しかし、戦前の文書も含めて、宮内公文書館には文書が一切移管されていない。
完全にブラックボックス化してしまっている。
宮内庁という組織は、日本国憲法施行時に、戦前との整合性を合わせるために相当な無理を通して作られた組織である。
そのため、公私の区別も簡単では無い。
よって、公私の区別を明確化することを要求する情報公開法や公文書管理法という法律にはそぐわない側面が、様々な形で噴出してこざるをえない。
これはこういう組織である以上、やむをえない側面でもある。
だが、だからといってその公私の判断を宮内庁任せにしては、元々情報公開に積極的では無い官庁である以上、どんどんと情報を隠す方向に向かうだろう。
今後も「皇室文書」は、必要悪という形で宮内庁の中で残っていくだろう。
ただ、それを存在しないものとするよりは、「皇室文書」に明確な定義をきちんとすることが必要だと思う。
法的な問題が絡むので簡単では無いとは思うが。
なお、今回の件で、私も誤解していた部分がいくつもあり、その点については氷解した部分があった。
法定目録を作る経緯の部分や、なぜ私が閲覧できた文書が目録から無くなったのかという経緯については、同意はしないけど理解はできた。
その意味でもやはりきちんと委員会の場で争ったのは良かったと思っている。
この文書の問題は、天皇制のあり方そのものとも直結しており、非常に難しい案件であったと思う。
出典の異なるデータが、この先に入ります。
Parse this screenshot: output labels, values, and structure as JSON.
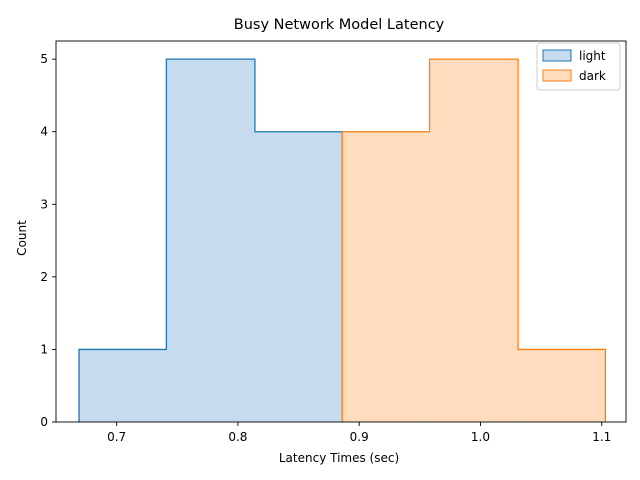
{
  "chart_data": {
    "type": "histogram",
    "title": "Busy Network Model Latency",
    "xlabel": "Latency Times (sec)",
    "ylabel": "Count",
    "xlim": [
      0.65,
      1.12
    ],
    "ylim": [
      0,
      5.25
    ],
    "xticks": [
      0.7,
      0.8,
      0.9,
      1.0,
      1.1
    ],
    "xtick_labels": [
      "0.7",
      "0.8",
      "0.9",
      "1.0",
      "1.1"
    ],
    "yticks": [
      0,
      1,
      2,
      3,
      4,
      5
    ],
    "ytick_labels": [
      "0",
      "1",
      "2",
      "3",
      "4",
      "5"
    ],
    "grid": false,
    "legend_position": "top-right",
    "series": [
      {
        "name": "light",
        "bin_edges": [
          0.669,
          0.741,
          0.814,
          0.886
        ],
        "counts": [
          1,
          5,
          4
        ],
        "color": "#1f77b4",
        "fill_color": "#c6dbed"
      },
      {
        "name": "dark",
        "bin_edges": [
          0.886,
          0.958,
          1.031,
          1.103
        ],
        "counts": [
          4,
          5,
          1
        ],
        "color": "#ff7f0e",
        "fill_color": "#ffdcbe"
      }
    ]
  }
}
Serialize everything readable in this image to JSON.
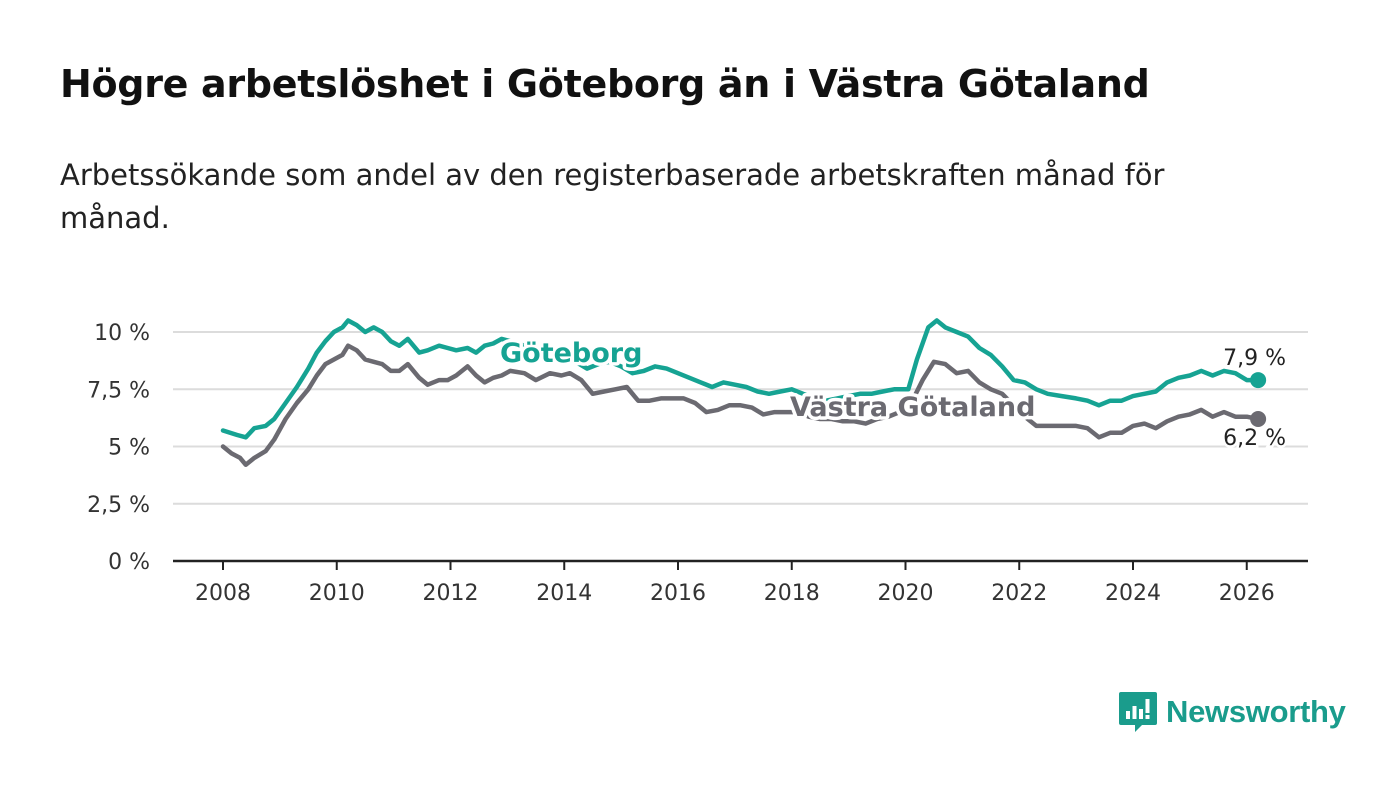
{
  "title": "Högre arbetslöshet i Göteborg än i Västra Götaland",
  "subtitle": "Arbetssökande som andel av den registerbaserade arbetskraften månad för månad.",
  "brand": {
    "name": "Newsworthy",
    "logo_icon": "bar-chart-speech-bubble-icon"
  },
  "colors": {
    "goteborg": "#16a393",
    "vastra": "#6b6a71",
    "grid": "#dcdcdc",
    "axis": "#222222"
  },
  "chart_data": {
    "type": "line",
    "title": "Högre arbetslöshet i Göteborg än i Västra Götaland",
    "xlabel": "",
    "ylabel": "",
    "xlim": [
      2007.6,
      2027.0
    ],
    "ylim": [
      0,
      10
    ],
    "x_ticks": [
      2008,
      2010,
      2012,
      2014,
      2016,
      2018,
      2020,
      2022,
      2024,
      2026
    ],
    "y_ticks": [
      {
        "value": 0,
        "label": "0 %"
      },
      {
        "value": 2.5,
        "label": "2,5 %"
      },
      {
        "value": 5,
        "label": "5 %"
      },
      {
        "value": 7.5,
        "label": "7,5 %"
      },
      {
        "value": 10,
        "label": "10 %"
      }
    ],
    "grid": true,
    "series": [
      {
        "name": "Göteborg",
        "label": "Göteborg",
        "end_label": "7,9 %",
        "points": [
          [
            2008.0,
            5.7
          ],
          [
            2008.25,
            5.5
          ],
          [
            2008.4,
            5.4
          ],
          [
            2008.55,
            5.8
          ],
          [
            2008.75,
            5.9
          ],
          [
            2008.9,
            6.2
          ],
          [
            2009.1,
            6.9
          ],
          [
            2009.3,
            7.6
          ],
          [
            2009.5,
            8.4
          ],
          [
            2009.65,
            9.1
          ],
          [
            2009.8,
            9.6
          ],
          [
            2009.95,
            10.0
          ],
          [
            2010.1,
            10.2
          ],
          [
            2010.2,
            10.5
          ],
          [
            2010.35,
            10.3
          ],
          [
            2010.5,
            10.0
          ],
          [
            2010.65,
            10.2
          ],
          [
            2010.8,
            10.0
          ],
          [
            2010.95,
            9.6
          ],
          [
            2011.1,
            9.4
          ],
          [
            2011.25,
            9.7
          ],
          [
            2011.45,
            9.1
          ],
          [
            2011.6,
            9.2
          ],
          [
            2011.8,
            9.4
          ],
          [
            2011.95,
            9.3
          ],
          [
            2012.1,
            9.2
          ],
          [
            2012.3,
            9.3
          ],
          [
            2012.45,
            9.1
          ],
          [
            2012.6,
            9.4
          ],
          [
            2012.75,
            9.5
          ],
          [
            2012.9,
            9.7
          ],
          [
            2013.05,
            9.6
          ],
          [
            2013.3,
            9.4
          ],
          [
            2013.6,
            9.2
          ],
          [
            2013.9,
            9.0
          ],
          [
            2014.2,
            8.7
          ],
          [
            2014.4,
            8.4
          ],
          [
            2014.6,
            8.6
          ],
          [
            2014.8,
            8.7
          ],
          [
            2015.0,
            8.5
          ],
          [
            2015.2,
            8.2
          ],
          [
            2015.4,
            8.3
          ],
          [
            2015.6,
            8.5
          ],
          [
            2015.8,
            8.4
          ],
          [
            2016.0,
            8.2
          ],
          [
            2016.2,
            8.0
          ],
          [
            2016.4,
            7.8
          ],
          [
            2016.6,
            7.6
          ],
          [
            2016.8,
            7.8
          ],
          [
            2017.0,
            7.7
          ],
          [
            2017.2,
            7.6
          ],
          [
            2017.4,
            7.4
          ],
          [
            2017.6,
            7.3
          ],
          [
            2017.8,
            7.4
          ],
          [
            2018.0,
            7.5
          ],
          [
            2018.2,
            7.3
          ],
          [
            2018.4,
            7.1
          ],
          [
            2018.6,
            7.0
          ],
          [
            2018.8,
            7.1
          ],
          [
            2019.0,
            7.2
          ],
          [
            2019.2,
            7.3
          ],
          [
            2019.4,
            7.3
          ],
          [
            2019.6,
            7.4
          ],
          [
            2019.8,
            7.5
          ],
          [
            2020.05,
            7.5
          ],
          [
            2020.2,
            8.8
          ],
          [
            2020.4,
            10.2
          ],
          [
            2020.55,
            10.5
          ],
          [
            2020.7,
            10.2
          ],
          [
            2020.9,
            10.0
          ],
          [
            2021.1,
            9.8
          ],
          [
            2021.3,
            9.3
          ],
          [
            2021.5,
            9.0
          ],
          [
            2021.7,
            8.5
          ],
          [
            2021.9,
            7.9
          ],
          [
            2022.1,
            7.8
          ],
          [
            2022.3,
            7.5
          ],
          [
            2022.5,
            7.3
          ],
          [
            2022.75,
            7.2
          ],
          [
            2023.0,
            7.1
          ],
          [
            2023.2,
            7.0
          ],
          [
            2023.4,
            6.8
          ],
          [
            2023.6,
            7.0
          ],
          [
            2023.8,
            7.0
          ],
          [
            2024.0,
            7.2
          ],
          [
            2024.2,
            7.3
          ],
          [
            2024.4,
            7.4
          ],
          [
            2024.6,
            7.8
          ],
          [
            2024.8,
            8.0
          ],
          [
            2025.0,
            8.1
          ],
          [
            2025.2,
            8.3
          ],
          [
            2025.4,
            8.1
          ],
          [
            2025.6,
            8.3
          ],
          [
            2025.8,
            8.2
          ],
          [
            2026.0,
            7.9
          ],
          [
            2026.2,
            7.9
          ]
        ]
      },
      {
        "name": "Västra Götaland",
        "label": "Västra Götaland",
        "end_label": "6,2 %",
        "points": [
          [
            2008.0,
            5.0
          ],
          [
            2008.15,
            4.7
          ],
          [
            2008.3,
            4.5
          ],
          [
            2008.4,
            4.2
          ],
          [
            2008.55,
            4.5
          ],
          [
            2008.75,
            4.8
          ],
          [
            2008.9,
            5.3
          ],
          [
            2009.1,
            6.2
          ],
          [
            2009.3,
            6.9
          ],
          [
            2009.5,
            7.5
          ],
          [
            2009.65,
            8.1
          ],
          [
            2009.8,
            8.6
          ],
          [
            2009.95,
            8.8
          ],
          [
            2010.1,
            9.0
          ],
          [
            2010.2,
            9.4
          ],
          [
            2010.35,
            9.2
          ],
          [
            2010.5,
            8.8
          ],
          [
            2010.65,
            8.7
          ],
          [
            2010.8,
            8.6
          ],
          [
            2010.95,
            8.3
          ],
          [
            2011.1,
            8.3
          ],
          [
            2011.25,
            8.6
          ],
          [
            2011.45,
            8.0
          ],
          [
            2011.6,
            7.7
          ],
          [
            2011.8,
            7.9
          ],
          [
            2011.95,
            7.9
          ],
          [
            2012.1,
            8.1
          ],
          [
            2012.3,
            8.5
          ],
          [
            2012.45,
            8.1
          ],
          [
            2012.6,
            7.8
          ],
          [
            2012.75,
            8.0
          ],
          [
            2012.9,
            8.1
          ],
          [
            2013.05,
            8.3
          ],
          [
            2013.3,
            8.2
          ],
          [
            2013.5,
            7.9
          ],
          [
            2013.75,
            8.2
          ],
          [
            2013.95,
            8.1
          ],
          [
            2014.1,
            8.2
          ],
          [
            2014.3,
            7.9
          ],
          [
            2014.5,
            7.3
          ],
          [
            2014.7,
            7.4
          ],
          [
            2014.9,
            7.5
          ],
          [
            2015.1,
            7.6
          ],
          [
            2015.3,
            7.0
          ],
          [
            2015.5,
            7.0
          ],
          [
            2015.7,
            7.1
          ],
          [
            2015.9,
            7.1
          ],
          [
            2016.1,
            7.1
          ],
          [
            2016.3,
            6.9
          ],
          [
            2016.5,
            6.5
          ],
          [
            2016.7,
            6.6
          ],
          [
            2016.9,
            6.8
          ],
          [
            2017.1,
            6.8
          ],
          [
            2017.3,
            6.7
          ],
          [
            2017.5,
            6.4
          ],
          [
            2017.7,
            6.5
          ],
          [
            2017.9,
            6.5
          ],
          [
            2018.1,
            6.5
          ],
          [
            2018.3,
            6.3
          ],
          [
            2018.5,
            6.2
          ],
          [
            2018.7,
            6.2
          ],
          [
            2018.9,
            6.1
          ],
          [
            2019.1,
            6.1
          ],
          [
            2019.3,
            6.0
          ],
          [
            2019.5,
            6.2
          ],
          [
            2019.7,
            6.3
          ],
          [
            2019.9,
            6.5
          ],
          [
            2020.1,
            6.9
          ],
          [
            2020.3,
            7.9
          ],
          [
            2020.5,
            8.7
          ],
          [
            2020.7,
            8.6
          ],
          [
            2020.9,
            8.2
          ],
          [
            2021.1,
            8.3
          ],
          [
            2021.3,
            7.8
          ],
          [
            2021.5,
            7.5
          ],
          [
            2021.7,
            7.3
          ],
          [
            2021.9,
            6.8
          ],
          [
            2022.1,
            6.3
          ],
          [
            2022.3,
            5.9
          ],
          [
            2022.55,
            5.9
          ],
          [
            2022.8,
            5.9
          ],
          [
            2023.0,
            5.9
          ],
          [
            2023.2,
            5.8
          ],
          [
            2023.4,
            5.4
          ],
          [
            2023.6,
            5.6
          ],
          [
            2023.8,
            5.6
          ],
          [
            2024.0,
            5.9
          ],
          [
            2024.2,
            6.0
          ],
          [
            2024.4,
            5.8
          ],
          [
            2024.6,
            6.1
          ],
          [
            2024.8,
            6.3
          ],
          [
            2025.0,
            6.4
          ],
          [
            2025.2,
            6.6
          ],
          [
            2025.4,
            6.3
          ],
          [
            2025.6,
            6.5
          ],
          [
            2025.8,
            6.3
          ],
          [
            2026.0,
            6.3
          ],
          [
            2026.2,
            6.2
          ]
        ]
      }
    ]
  }
}
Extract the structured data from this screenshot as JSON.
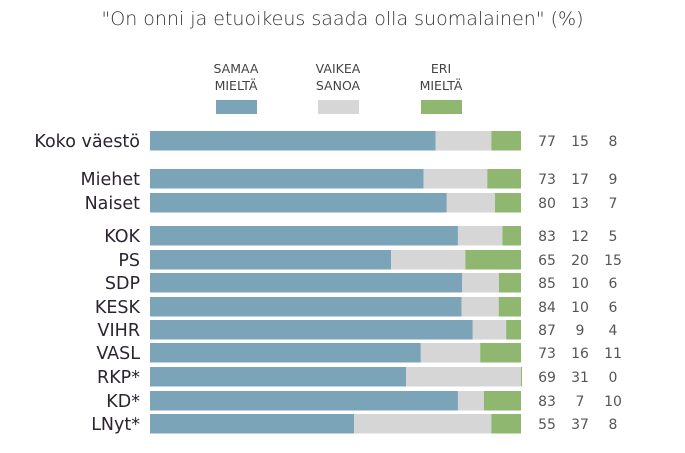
{
  "chart_data": {
    "type": "bar",
    "orientation": "horizontal",
    "stacked": true,
    "title": "\"On onni ja etuoikeus saada olla suomalainen\" (%)",
    "categories": [
      "Koko väestö",
      "Miehet",
      "Naiset",
      "KOK",
      "PS",
      "SDP",
      "KESK",
      "VIHR",
      "VASL",
      "RKP*",
      "KD*",
      "LNyt*"
    ],
    "groups": [
      [
        0
      ],
      [
        1,
        2
      ],
      [
        3,
        4,
        5,
        6,
        7,
        8,
        9,
        10,
        11
      ]
    ],
    "series": [
      {
        "name": "SAMAA MIELTÄ",
        "name_lines": [
          "SAMAA",
          "MIELTÄ"
        ],
        "color": "#7ba4b8",
        "values": [
          77,
          73,
          80,
          83,
          65,
          85,
          84,
          87,
          73,
          69,
          83,
          55
        ]
      },
      {
        "name": "VAIKEA SANOA",
        "name_lines": [
          "VAIKEA",
          "SANOA"
        ],
        "color": "#d6d6d6",
        "values": [
          15,
          17,
          13,
          12,
          20,
          10,
          10,
          9,
          16,
          31,
          7,
          37
        ]
      },
      {
        "name": "ERI MIELTÄ",
        "name_lines": [
          "ERI",
          "MIELTÄ"
        ],
        "color": "#8fb76f",
        "values": [
          8,
          9,
          7,
          5,
          15,
          6,
          6,
          4,
          11,
          0,
          10,
          8
        ]
      }
    ],
    "legend": "top",
    "grid": false,
    "xlim": [
      0,
      100
    ]
  }
}
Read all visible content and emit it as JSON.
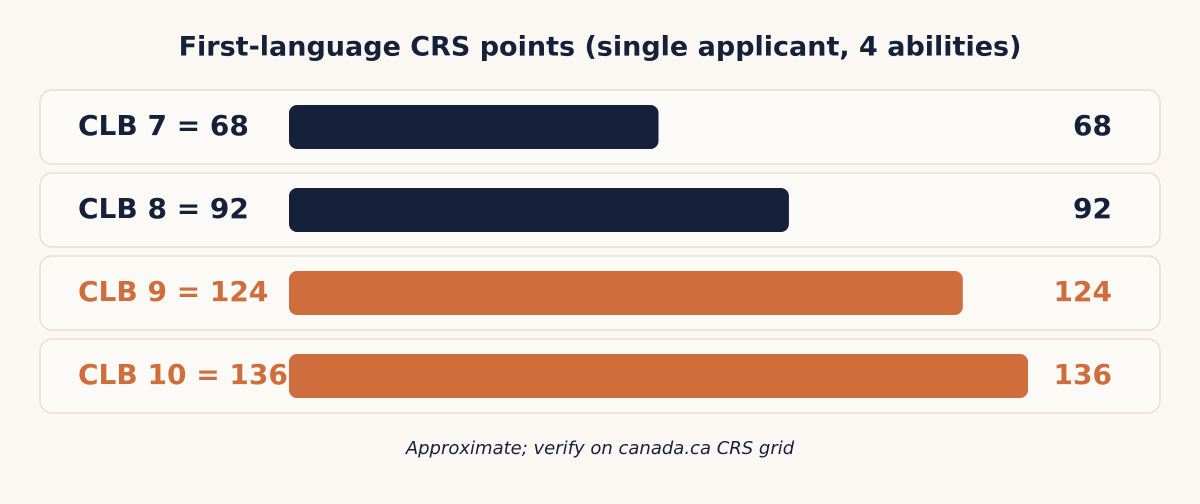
{
  "chart_data": {
    "type": "bar",
    "orientation": "horizontal",
    "title": "First-language CRS points (single applicant, 4 abilities)",
    "categories": [
      "CLB 7 = 68",
      "CLB 8 = 92",
      "CLB 9 = 124",
      "CLB 10 = 136"
    ],
    "values": [
      68,
      92,
      124,
      136
    ],
    "colors": [
      "#15213a",
      "#15213a",
      "#cf6d3c",
      "#cf6d3c"
    ],
    "note": "Approximate; verify on canada.ca CRS grid"
  }
}
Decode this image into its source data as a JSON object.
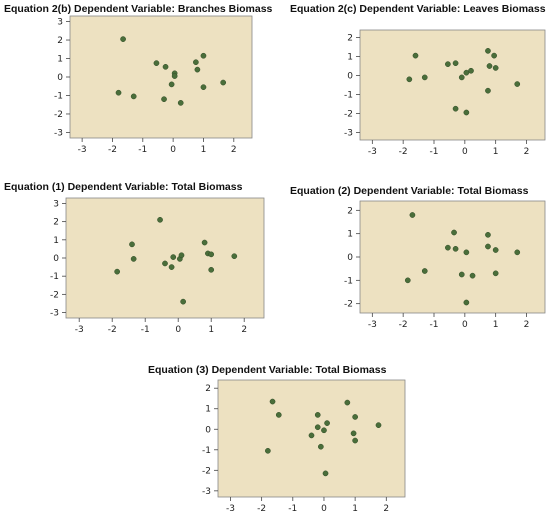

だが、今後もこの問題には継続的に取り組んでいきたいと考えている。
追記
なお、この答申や宮内庁の最終決定に対して、裁判を起こして戦うという道が残されている。
だが、そこまでやる気は無い。
というのも、今回の公文書管理委員会の答申を書いた3名の委員の方の多くは、私の活動に理解のある方である。
その方々がこういった結論を出した以上、これ以上の結論を裁判で望めることはないだろう。
この件については、ここが潮時だろう。
ただ、今回の答申に関わった委員の先生方の名誉を守るために、きちんとこれだけは書き残しておきたい。
今回の不服申立を行って以降、答申に関わった3名の委員の方に、私の方からこの件に関して何か特別な情報提供をしたとか、御願いをしたということは一切無い。
私の方から遠慮して、できる限りこの審査に関わることは話さないようにしていた。
(一回、某委員から、形式的な用件ではあるが、この件に関係する話を振られたことがあって、相当に焦ったことはある。関係者が一杯いる場所でもあったので・・・)
もちろん「無いことを無い」と証明するのは悪魔の証明なので無理だが、この点については私の言葉に嘘偽りは一切無い。
これは公文書管理委員会の正当性に関わることなので、私も相当に神経は使った。
ブログで途中経過を書かなかったのも、そのことが理由の一つであった。
2012年8月29日。瀬畑記。